Schematic representation of the intersection. Two one-dimensional quantum wires effectively intersect at a common point (left), although microscopically (right) the “intersection” may really only be a close approach which allows particles to tunnel between the wires within a small region. The continuous wires labeled 1 and 2 are therefore the “northwest-to-northeast” and “southwest-to-southeast” angled lines, as indicated. The coordinate $s$ within each wire is chosen to run in the directions indicated by the bent dashed lines with arrowheads. Fermions within each wire can move in both positive and negative $s$ directions. Those moving in the positive $s$ direction in each wire will be denoted as right movers with ‘$`R$” subscripts, while left movers going in the negative $s$ directions will have ‘$`L$” subscripts.

Figure 2

Relevant two-particle tunneling processes at the intersection. Thick black curves denote the two wires; wide arrows indicate simultaneous tunneling of two particles from one wire to the other. (Top) Two conjugate processes in ${\widehat{T}}_B$. (Bottom) Two conjugate processes in ${\widehat{T}}_F$.

Figure 3

Expectation value of the local charge density along the two intersecting wires, for various pairs of incident charge density wave packets, all in the illustrative case ${\mathcal{R}}^2={\mathcal{T}}^2=1/2$. The height of the ripples is the local charge density.
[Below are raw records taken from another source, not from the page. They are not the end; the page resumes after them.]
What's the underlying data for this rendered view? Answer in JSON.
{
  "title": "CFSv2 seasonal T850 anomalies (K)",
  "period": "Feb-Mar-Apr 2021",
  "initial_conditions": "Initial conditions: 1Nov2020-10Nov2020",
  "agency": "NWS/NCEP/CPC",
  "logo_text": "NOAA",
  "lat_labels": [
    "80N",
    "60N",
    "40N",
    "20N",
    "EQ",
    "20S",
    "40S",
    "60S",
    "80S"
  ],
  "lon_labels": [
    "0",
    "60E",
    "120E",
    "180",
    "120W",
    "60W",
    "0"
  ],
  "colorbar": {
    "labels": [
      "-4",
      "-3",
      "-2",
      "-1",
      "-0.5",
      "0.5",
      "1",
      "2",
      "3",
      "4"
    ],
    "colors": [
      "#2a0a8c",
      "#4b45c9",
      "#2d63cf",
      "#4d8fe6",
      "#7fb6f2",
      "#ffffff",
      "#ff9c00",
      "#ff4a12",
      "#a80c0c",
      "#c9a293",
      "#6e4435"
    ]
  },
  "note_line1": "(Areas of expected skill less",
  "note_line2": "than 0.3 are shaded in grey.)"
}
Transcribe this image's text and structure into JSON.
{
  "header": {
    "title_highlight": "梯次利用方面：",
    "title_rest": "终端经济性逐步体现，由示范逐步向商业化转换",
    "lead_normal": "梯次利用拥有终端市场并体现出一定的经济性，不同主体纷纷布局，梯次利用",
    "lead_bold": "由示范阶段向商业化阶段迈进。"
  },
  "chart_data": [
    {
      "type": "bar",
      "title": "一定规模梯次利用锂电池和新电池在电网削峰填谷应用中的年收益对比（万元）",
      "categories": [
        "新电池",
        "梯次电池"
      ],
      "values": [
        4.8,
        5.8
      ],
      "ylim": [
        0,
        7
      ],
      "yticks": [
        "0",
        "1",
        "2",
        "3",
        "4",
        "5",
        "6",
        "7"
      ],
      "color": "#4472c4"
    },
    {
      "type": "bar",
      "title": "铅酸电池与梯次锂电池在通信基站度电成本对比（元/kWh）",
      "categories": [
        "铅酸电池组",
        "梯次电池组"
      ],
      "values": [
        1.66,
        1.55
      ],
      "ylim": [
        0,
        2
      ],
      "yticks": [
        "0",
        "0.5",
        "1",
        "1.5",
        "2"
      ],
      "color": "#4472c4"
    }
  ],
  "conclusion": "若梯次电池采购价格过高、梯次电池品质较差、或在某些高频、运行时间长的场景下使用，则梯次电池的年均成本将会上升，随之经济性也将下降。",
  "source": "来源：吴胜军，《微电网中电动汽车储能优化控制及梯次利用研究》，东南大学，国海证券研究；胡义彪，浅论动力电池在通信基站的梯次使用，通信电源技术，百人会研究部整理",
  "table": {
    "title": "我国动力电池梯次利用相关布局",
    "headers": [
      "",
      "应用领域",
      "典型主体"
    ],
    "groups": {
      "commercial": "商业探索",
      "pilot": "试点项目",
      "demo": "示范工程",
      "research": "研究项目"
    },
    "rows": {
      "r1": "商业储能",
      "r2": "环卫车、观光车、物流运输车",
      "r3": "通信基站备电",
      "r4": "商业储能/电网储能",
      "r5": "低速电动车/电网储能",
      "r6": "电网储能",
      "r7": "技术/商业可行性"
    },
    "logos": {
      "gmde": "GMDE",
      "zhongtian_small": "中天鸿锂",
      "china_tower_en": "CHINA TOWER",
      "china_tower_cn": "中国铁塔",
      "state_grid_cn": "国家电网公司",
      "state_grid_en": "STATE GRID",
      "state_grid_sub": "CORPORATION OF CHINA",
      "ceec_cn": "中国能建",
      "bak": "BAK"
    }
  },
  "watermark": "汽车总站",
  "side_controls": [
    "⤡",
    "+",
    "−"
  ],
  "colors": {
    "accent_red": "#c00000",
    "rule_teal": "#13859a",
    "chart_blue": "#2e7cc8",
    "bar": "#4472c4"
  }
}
All packets are identical except for wave phase; in particular their patterns of charge density are either equal or opposite in sign. The two packets in each pair are timed to overlap at the intersection. Plots labeled “Incident” show the charge density at a time shortly before the packets have reached the intersection; plots labeled “Emitted” show the outgoing packets shortly after the packets have traversed the intersection. In (a) and (b), incident packets come from opposite ends of wire 1, with phases equal (a) or opposite (b). In (c) and (d), the incident packets come from the left in both wires, with phases equal (c) or opposite (d). The relative phase of the two packets determines whether or not they will split as they pass through the intersection.

Figure 4

Diagonally crossing axes show the expectation value of the charge density as in Fig. 3, again for the illustrative case ${\mathcal{R}}^2={\mathcal{T}}^2=1/2$. (a) shows a single incident wave packet dividing at the intersection into four outgoing packets. (b) shows four converging packets, identical except that the packets coming from the right have opposite phase; the packets of charge density expectation value annihilate each other at the intersection. In both panels the horizontal blue axis shows the density-density correlation function between the two wires, at the points joined by the vertical lines. For the single incident packet in (a), some of the incident energy and information is emitted in correlated quantum noise that is generated as the packet crosses the intersection. For the four incident packets in (b), the entire incoming signal is transformed into quantum noise with zero expectation value but nonzero two-point correlation function.